Mr. Sneyd: For instance, I can go to a beautiful picture gallery.
Mme. Blavatsky: You won’t have them in Devachan.
Mr. Kingsland: The more your mind is attuned to happiness, the more it is subject to the shock of discord; and the more intense your pains are in one direction, the more pleasure in another.
Mr. Sneyd: Why should we say that is Parabrahm?
Mr. B. Keightley: May I put this question to you? Can you imagine this condition as lasting permanently? Can you really suppose every desire that you conceive of, gratified? You will find it uncommonly slow when you try it on for about five minutes, because the very fact of having a desire produces suffering until it is fulfilled.
Mme. Blavatsky: To have a desire is already suffering, because it is something ungratified. The fact of desiring is suffering.
Mr. Sneyd: But you know you would have it soon, that there is something new coming, something coming on extra, as it were. You are satisfied with what you have got, but you are very glad of this extra.
Mr. Kingsland: You can go piling the extras up until there was nothing left of extras.
Mr. Old: Parabrahm is a state of absolute indifference.
Mme.
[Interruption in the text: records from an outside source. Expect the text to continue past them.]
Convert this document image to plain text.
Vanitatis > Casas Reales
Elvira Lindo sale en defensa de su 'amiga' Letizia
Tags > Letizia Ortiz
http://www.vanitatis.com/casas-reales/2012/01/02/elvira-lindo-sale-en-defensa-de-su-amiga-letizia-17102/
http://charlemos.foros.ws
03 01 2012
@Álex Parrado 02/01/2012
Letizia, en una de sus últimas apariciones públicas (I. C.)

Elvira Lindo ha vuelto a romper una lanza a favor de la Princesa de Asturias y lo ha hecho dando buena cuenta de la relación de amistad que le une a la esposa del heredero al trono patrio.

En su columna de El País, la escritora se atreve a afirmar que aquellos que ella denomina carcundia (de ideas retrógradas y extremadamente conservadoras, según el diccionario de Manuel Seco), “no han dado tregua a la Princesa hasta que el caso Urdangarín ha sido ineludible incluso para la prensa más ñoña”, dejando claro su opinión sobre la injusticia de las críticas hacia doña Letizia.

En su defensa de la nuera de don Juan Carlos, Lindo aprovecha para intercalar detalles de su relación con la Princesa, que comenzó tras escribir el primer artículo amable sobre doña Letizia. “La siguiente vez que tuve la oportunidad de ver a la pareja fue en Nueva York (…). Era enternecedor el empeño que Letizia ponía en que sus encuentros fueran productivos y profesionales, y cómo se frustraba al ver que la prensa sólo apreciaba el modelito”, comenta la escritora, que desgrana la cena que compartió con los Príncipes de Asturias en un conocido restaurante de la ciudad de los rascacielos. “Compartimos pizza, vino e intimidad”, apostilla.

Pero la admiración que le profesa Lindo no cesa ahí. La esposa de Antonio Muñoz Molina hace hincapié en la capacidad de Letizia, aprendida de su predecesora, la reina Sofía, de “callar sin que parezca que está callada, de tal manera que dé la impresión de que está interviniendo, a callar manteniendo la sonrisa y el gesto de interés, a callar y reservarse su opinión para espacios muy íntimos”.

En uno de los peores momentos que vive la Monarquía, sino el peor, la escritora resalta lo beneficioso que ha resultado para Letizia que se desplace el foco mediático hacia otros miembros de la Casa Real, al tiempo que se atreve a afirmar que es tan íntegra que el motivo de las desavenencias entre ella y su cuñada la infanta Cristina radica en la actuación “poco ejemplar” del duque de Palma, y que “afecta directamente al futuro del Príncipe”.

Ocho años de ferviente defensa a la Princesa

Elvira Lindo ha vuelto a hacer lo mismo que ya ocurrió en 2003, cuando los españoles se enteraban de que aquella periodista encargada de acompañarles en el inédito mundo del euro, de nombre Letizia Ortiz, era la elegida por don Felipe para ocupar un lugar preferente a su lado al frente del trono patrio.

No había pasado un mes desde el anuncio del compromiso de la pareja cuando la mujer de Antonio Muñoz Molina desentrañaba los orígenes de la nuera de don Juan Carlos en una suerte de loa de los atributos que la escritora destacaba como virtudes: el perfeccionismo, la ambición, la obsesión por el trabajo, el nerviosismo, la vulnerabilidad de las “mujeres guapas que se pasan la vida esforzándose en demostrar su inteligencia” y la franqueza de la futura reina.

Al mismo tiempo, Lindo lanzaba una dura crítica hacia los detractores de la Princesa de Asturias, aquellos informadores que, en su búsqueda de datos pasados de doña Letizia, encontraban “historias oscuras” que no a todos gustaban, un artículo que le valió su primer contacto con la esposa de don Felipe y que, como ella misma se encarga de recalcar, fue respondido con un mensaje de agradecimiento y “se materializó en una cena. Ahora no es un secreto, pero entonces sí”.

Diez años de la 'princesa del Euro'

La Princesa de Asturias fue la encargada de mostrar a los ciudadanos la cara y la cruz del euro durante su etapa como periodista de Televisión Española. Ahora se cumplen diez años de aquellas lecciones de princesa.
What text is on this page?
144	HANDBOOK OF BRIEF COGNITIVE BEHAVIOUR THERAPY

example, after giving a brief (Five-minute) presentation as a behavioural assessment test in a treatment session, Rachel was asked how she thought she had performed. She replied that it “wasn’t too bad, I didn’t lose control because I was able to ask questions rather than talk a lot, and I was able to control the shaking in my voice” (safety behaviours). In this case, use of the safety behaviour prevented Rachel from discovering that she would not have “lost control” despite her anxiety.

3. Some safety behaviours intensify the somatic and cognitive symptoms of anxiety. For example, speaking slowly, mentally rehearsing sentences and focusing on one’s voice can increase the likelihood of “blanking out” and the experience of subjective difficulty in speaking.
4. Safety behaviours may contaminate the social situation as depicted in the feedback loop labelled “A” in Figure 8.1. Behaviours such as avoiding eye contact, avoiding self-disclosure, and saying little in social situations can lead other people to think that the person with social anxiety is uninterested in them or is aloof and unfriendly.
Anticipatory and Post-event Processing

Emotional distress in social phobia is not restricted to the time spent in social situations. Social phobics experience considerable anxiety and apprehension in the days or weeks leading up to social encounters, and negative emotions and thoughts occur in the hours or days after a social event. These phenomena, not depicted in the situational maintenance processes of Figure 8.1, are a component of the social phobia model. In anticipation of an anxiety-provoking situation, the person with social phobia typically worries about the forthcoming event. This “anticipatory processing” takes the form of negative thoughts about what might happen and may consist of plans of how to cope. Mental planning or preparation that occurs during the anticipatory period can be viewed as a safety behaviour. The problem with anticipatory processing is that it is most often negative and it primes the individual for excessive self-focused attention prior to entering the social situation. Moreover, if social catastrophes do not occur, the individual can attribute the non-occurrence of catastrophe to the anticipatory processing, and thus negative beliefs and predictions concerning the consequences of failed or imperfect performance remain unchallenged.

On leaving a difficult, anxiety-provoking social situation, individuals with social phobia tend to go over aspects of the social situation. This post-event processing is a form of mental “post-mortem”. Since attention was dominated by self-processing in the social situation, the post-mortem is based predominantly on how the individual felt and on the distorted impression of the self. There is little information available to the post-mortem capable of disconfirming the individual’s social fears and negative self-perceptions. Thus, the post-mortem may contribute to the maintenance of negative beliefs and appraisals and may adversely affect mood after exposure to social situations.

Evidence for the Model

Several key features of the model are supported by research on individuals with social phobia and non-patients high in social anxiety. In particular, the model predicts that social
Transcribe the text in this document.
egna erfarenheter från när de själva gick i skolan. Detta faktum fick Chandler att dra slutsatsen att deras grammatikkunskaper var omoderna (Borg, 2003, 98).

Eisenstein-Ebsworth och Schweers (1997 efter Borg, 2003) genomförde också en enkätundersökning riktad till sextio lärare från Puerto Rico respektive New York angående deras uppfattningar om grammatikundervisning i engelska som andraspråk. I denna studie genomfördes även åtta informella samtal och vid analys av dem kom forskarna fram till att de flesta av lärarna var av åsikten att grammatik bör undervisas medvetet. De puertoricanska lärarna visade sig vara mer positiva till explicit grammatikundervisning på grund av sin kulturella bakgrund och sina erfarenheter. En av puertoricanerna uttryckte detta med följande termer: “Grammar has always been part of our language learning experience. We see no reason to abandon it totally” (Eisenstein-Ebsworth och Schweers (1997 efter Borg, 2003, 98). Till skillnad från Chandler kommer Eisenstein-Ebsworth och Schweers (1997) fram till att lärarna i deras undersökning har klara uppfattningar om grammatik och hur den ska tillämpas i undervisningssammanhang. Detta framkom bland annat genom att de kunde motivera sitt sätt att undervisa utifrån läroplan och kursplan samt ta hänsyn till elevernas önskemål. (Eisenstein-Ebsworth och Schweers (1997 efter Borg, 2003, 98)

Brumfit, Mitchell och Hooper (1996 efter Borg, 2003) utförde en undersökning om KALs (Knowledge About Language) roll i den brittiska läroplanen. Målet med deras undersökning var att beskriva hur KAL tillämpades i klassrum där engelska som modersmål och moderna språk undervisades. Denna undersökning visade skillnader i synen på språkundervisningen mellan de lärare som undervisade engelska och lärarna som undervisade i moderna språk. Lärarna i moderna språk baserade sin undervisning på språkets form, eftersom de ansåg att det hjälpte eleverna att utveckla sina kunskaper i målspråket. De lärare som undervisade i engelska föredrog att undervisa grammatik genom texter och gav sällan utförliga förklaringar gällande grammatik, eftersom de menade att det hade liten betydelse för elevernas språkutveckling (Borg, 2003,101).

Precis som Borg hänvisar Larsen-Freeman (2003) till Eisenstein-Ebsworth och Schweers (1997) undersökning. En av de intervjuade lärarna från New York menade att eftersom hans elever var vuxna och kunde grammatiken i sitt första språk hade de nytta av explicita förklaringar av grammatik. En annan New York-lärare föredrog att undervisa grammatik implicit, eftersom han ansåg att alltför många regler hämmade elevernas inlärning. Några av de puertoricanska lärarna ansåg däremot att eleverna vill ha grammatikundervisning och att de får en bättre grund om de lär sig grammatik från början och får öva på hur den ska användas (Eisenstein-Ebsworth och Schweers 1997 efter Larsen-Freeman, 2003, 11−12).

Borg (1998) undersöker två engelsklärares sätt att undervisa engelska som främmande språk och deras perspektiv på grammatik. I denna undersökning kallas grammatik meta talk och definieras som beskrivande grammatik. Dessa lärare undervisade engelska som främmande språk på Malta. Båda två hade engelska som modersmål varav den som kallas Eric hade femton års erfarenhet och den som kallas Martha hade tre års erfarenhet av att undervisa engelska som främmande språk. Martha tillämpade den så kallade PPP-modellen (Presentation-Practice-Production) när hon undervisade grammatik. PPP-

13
Blavatsky: Please don’t call Parabrahm happiness, because it is lowering to the idea of the happy god who sits and rejoices and something smells sweet to his nostrils.
Mr. B. Keightley: If you think about it you will see you cannot have one without the other, really and truly.
Mr. Sneyd: But why should we wish for it? Supposing we say it is absolute indifference? Why should we wish for it?
Mr. Kingsland: You think that over, and in the meanwhile we will go on.”